I hosted girls’ night in last night and an old friend reminded me of an important lesson: a good hostess deserves good guests.

It was a casual gathering, just a few bottles of wine and a huge cheese plate that substituted for dinner (a favorite for that crowd). My friends came, we ate & drank, talked & laughed and at an appropriate hour they helped carry the remnants of our spread to the kitchen and wrapped up the leftovers for me. It was only after I had finished the dishes, put the living room back together and gotten ready for bed that I noticed my friend had slipped away at some point in the evening and left a thank you card in my bedroom. It was such a sweet & thoughtful gesture and I got into bed, not only exhausted from the evening, but smiling from the knowledge that my friend recognized & appreciated the effort I’d made. It made me want to invite her over again right away!

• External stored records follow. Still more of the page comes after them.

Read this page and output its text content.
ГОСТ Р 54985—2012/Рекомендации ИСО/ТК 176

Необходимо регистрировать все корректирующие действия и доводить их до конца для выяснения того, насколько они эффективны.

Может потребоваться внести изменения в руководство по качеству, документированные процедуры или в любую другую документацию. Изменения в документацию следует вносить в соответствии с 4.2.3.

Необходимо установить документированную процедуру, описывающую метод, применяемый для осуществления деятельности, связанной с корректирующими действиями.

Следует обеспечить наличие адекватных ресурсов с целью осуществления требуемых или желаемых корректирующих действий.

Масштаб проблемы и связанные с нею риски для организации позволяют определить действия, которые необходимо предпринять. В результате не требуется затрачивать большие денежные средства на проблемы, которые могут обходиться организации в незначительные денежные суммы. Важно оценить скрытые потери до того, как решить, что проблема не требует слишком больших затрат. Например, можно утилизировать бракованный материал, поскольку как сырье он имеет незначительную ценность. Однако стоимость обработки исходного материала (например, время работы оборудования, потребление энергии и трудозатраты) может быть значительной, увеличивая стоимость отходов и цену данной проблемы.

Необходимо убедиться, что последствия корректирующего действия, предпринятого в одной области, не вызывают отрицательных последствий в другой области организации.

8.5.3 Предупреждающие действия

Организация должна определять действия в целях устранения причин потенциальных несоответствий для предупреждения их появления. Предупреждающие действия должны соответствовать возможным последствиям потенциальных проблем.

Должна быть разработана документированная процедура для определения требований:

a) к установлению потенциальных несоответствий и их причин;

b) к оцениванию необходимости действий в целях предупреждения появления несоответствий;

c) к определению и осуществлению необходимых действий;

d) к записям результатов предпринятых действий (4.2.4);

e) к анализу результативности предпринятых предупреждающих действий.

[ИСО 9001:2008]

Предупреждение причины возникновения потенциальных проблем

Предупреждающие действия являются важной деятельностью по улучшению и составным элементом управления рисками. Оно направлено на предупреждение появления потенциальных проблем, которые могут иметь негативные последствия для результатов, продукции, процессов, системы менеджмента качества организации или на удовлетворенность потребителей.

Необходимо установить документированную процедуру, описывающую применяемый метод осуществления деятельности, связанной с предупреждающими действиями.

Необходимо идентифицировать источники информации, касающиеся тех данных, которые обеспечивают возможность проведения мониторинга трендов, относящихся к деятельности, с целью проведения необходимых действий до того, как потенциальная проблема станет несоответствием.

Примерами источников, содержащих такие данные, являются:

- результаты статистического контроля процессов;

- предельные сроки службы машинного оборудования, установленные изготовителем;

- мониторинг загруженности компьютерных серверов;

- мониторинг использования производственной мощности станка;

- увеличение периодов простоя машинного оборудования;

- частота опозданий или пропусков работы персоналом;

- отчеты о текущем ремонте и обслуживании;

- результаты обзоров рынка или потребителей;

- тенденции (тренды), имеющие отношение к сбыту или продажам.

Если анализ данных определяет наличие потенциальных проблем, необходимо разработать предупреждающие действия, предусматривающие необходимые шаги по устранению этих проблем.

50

Here's a quick checklist to see if you’ll be invited back again…

How to be a good guest:
RSVP.
This goes beyond good manners – how is your hostess supposed to plan for enough food & drink if she doesn’t know how many people are coming? There’s nothing more stressful for a hostess (or, I imagine more embarrassing for the inconsiderate guest) than having to re-set the table at the last minute to accommodate another place setting or figuring out how to turn ten servings of chicken into eleven so everyone gets some dinner! On the flip side, don’t cause your hostess to spend unnecessary time or money if you know you’re not going to attend. It’s far better to politely decline an invitation than to simply not show up or call at the last minute to cancel.

Be on time.
Recognize that your hostess has put considerable planning and preparation into the event and make the effort to arrive no later than ten minutes after the invited time.

Bring a hostess gift.
A bottle of wine, a beautiful candle or interesting book – your gift needn’t cost more than $10-20. Flowers are tricky because your hostess may have to stop what she’s doing to find a vase & put them away. Try to bring a pre-made arrangement or potted plant instead so that you don’t disturb her party prep. One of my favorite gifts to give is a bottle of French Savon de Marseilles hand soap. For about $18 it comes in a chic glass bottle and a variety of fabulous, fresh scents – it’s incredibly stylish & fun in a kitchen or guest bath.

Know when it’s time to go.
I once co-hosted a holiday party for over a hundred guests. It was terrific fun – a true whirlwind of food, drinks, stories & raucous laughter. But we weren’t laughing in the early morning hours when all but two people had gone home, we were exhausted and desperate to clean up & go to bed and they wouldn’t leave! There’s comes a time when it’s clear the party is over – be respectful of your hostess’ time and leave before the lights come on & the vacuum comes out.

Send a Thank You.
While my friend showed forethought & grace by bringing a note with her, sending a short handwritten card a few days after the event is just as classy. These days it’s more common to send a quick email but taking the time to write a note, address & stamp it shows your genuine appreciation. You get bonus points for mentioning something specific about the party that you especially enjoyed, i.e “Dinner was delicious! You’ll have to share your recipe for ______, it was the best I’ve ever had”.